On Halloween night, twice as many children die in pedestrian car accidents as compared with any other night of the year. Republican Herald indicates the majority of the fatalities happen between the hours of 4 and 10 PM.
When more kids are out on the road trick-or-treating, kids, parents, and drivers need to know there are dangers. These tips can help everyone to do their part to stay safe.
Tips for Parents to Prevent Halloween Car Accidents
According to Safe Kids, 31 percent of parents worry their kids will get into car crashes on Halloween. Parents can help prevent accidents by:
- Following the lead of 3/4 of parents who consider safety when choosing their child’s costume. Costumes should fit right and not be too long to create a tripping hazard. Kids should also stick with face paint instead of masks, which could make it harder for children to see.

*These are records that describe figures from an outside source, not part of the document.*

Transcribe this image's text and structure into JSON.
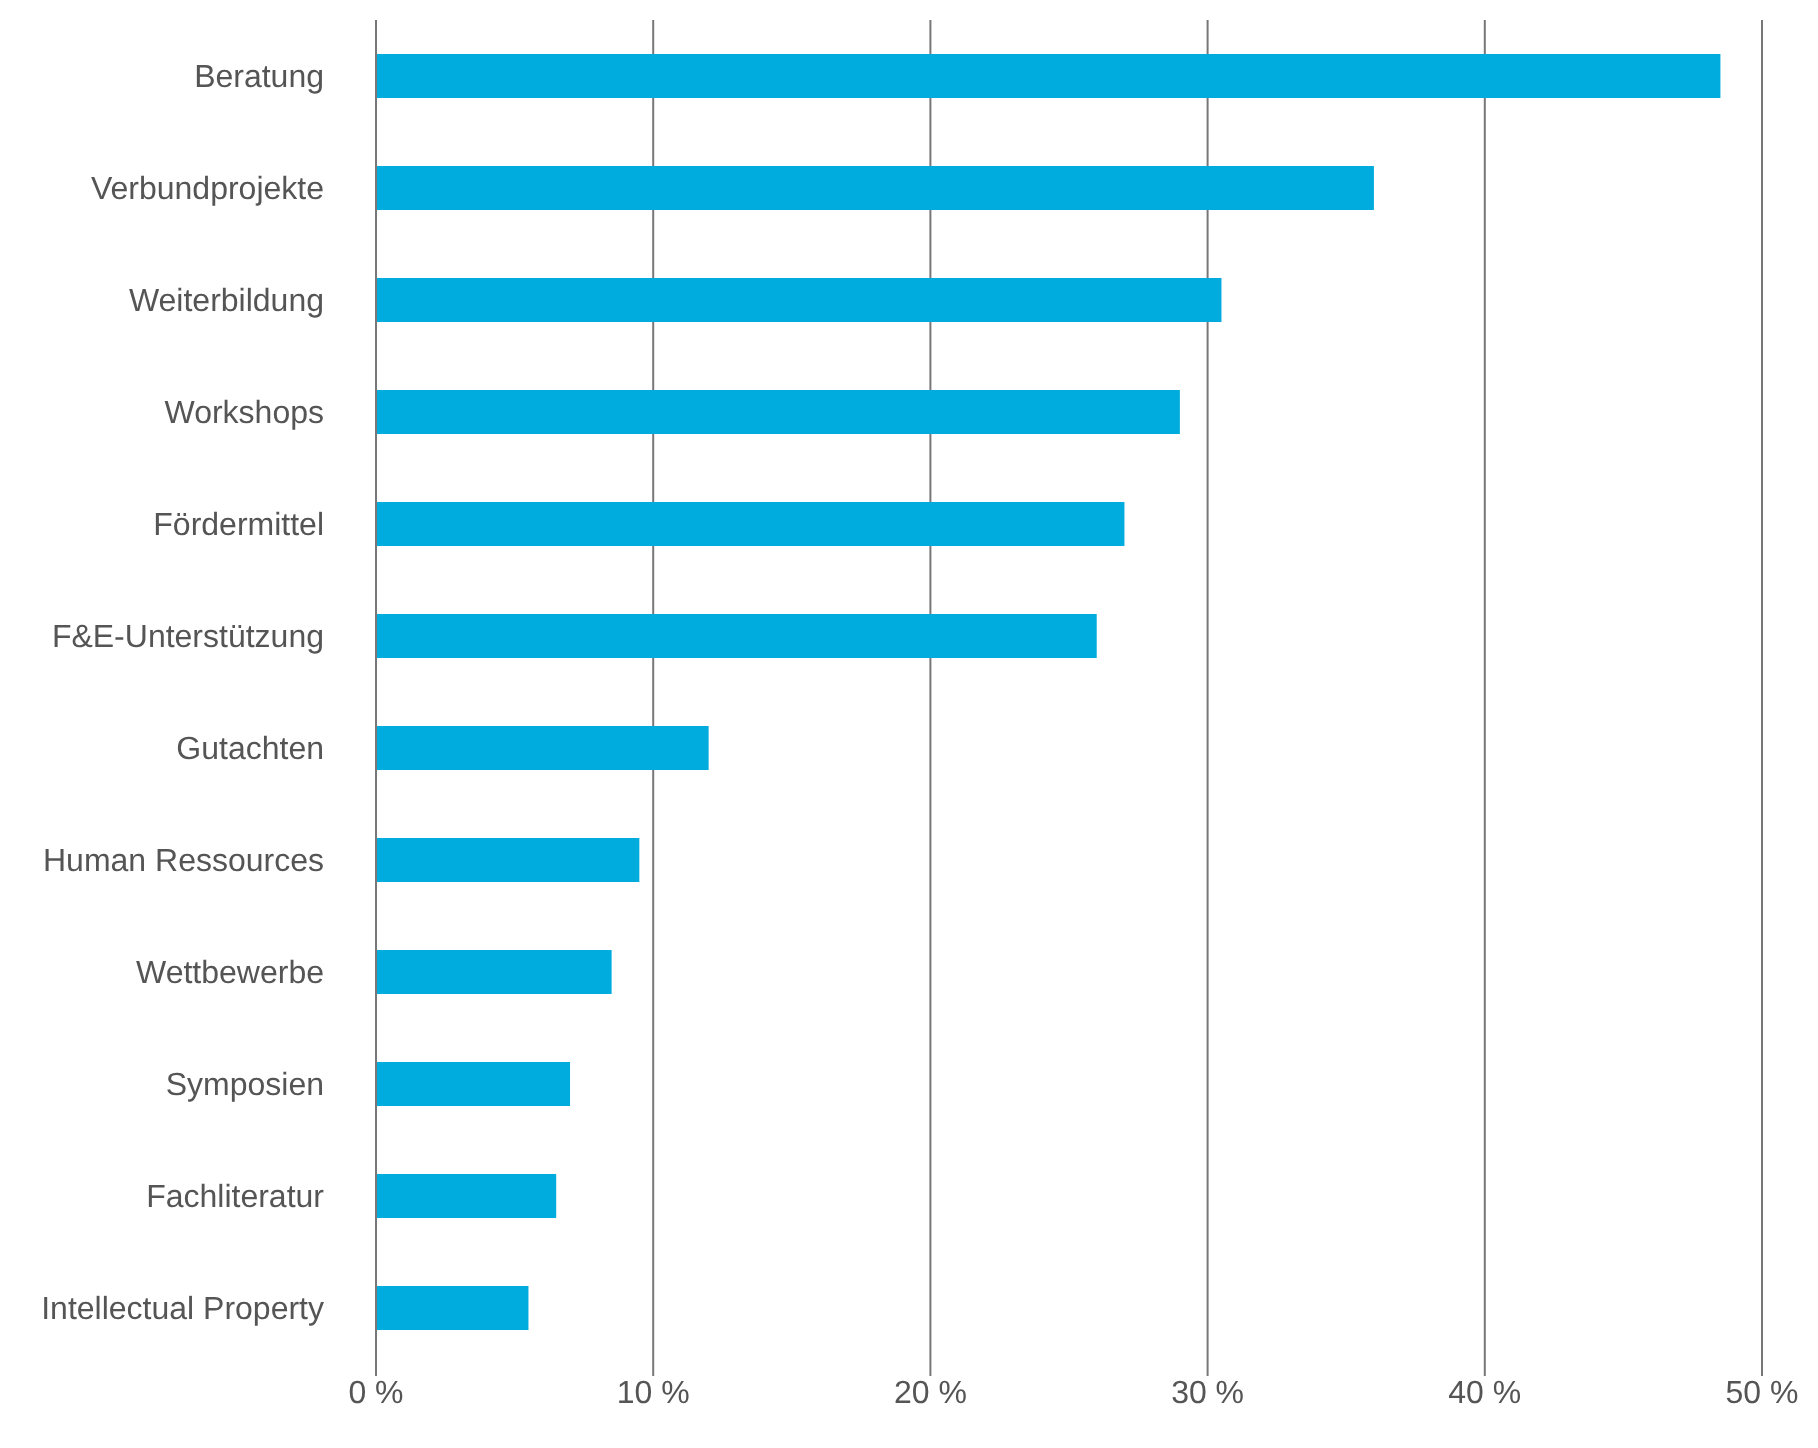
{
  "chart_data": {
    "type": "bar",
    "orientation": "horizontal",
    "categories": [
      "Beratung",
      "Verbundprojekte",
      "Weiterbildung",
      "Workshops",
      "Fördermittel",
      "F&E-Unterstützung",
      "Gutachten",
      "Human Ressources",
      "Wettbewerbe",
      "Symposien",
      "Fachliteratur",
      "Intellectual Property"
    ],
    "values": [
      48.5,
      36,
      30.5,
      29,
      27,
      26,
      12,
      9.5,
      8.5,
      7,
      6.5,
      5.5
    ],
    "color": "#00acde",
    "xlim": [
      0,
      50
    ],
    "xticks": [
      {
        "value": 0,
        "label": "0 %"
      },
      {
        "value": 10,
        "label": "10 %"
      },
      {
        "value": 20,
        "label": "20 %"
      },
      {
        "value": 30,
        "label": "30 %"
      },
      {
        "value": 40,
        "label": "40 %"
      },
      {
        "value": 50,
        "label": "50 %"
      }
    ],
    "grid": "x"
  }
}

- Limit when kids can trick-or-treat alone. Twelve percent of parents said they allowed kids aged five and under go to trick-or-treating without an adult. Counting on older kids to stay focused on supervising their siblings amidst the excitement of Halloween can be dangerous. Safe Kids recommends not allowing kids to go out alone until at lear age 12.
- Speaking with their kids each year about car accident dangers and other Halloween risks. Only 35 percent of parents talk annually with their children about how to stay safe on Halloween.
- Making sure older kids make safe choices. Of the pedestrian crashes on Halloween, 33 percent are caused by drivers aged 15 to 25.
Tips for Drivers to Prevent Halloween Car Accidents
Parents can only do so much to stop deadly accidents. Drivers also need to avoid causing motor vehicle collisions or pedestrian crashes. Drivers should:
- Have a designated driver if they are going to drink. On Halloween night each year, drunk drivers whose BAC is above the limit cause 23 percent of pedestrian accidents, according to Patch. Have a sober driver lined up before drinking starts.
- Avoid going too fast. You never know when a child will come out in the road, especially as more than 70 percent of all pedestrian crashes happen outside intersections or crosswalks. Kids could run out in front of your car at any time, and if you are going slowly you are less likely to hit them since you can stop sooner. Even if your car makes contact, slower speed means less momentum and less chance of a child dying.
- Stay focused on the road. If you are distracted, you are less likely to see a child.
Tips for Kids to Prevent Halloween Car Accidents
Kids need to make sure they cross the road only at intersections or designated areas. They should use a flash light if trick or treating when dark (only 35 percent of parents require a flashlight). They should also look both ways before crossing the road so they do not get into the path of oncoming vehicles.
If kids, drivers, and parents all come together to focus on safety on Halloween night, hopefully everyone can celebrate safely.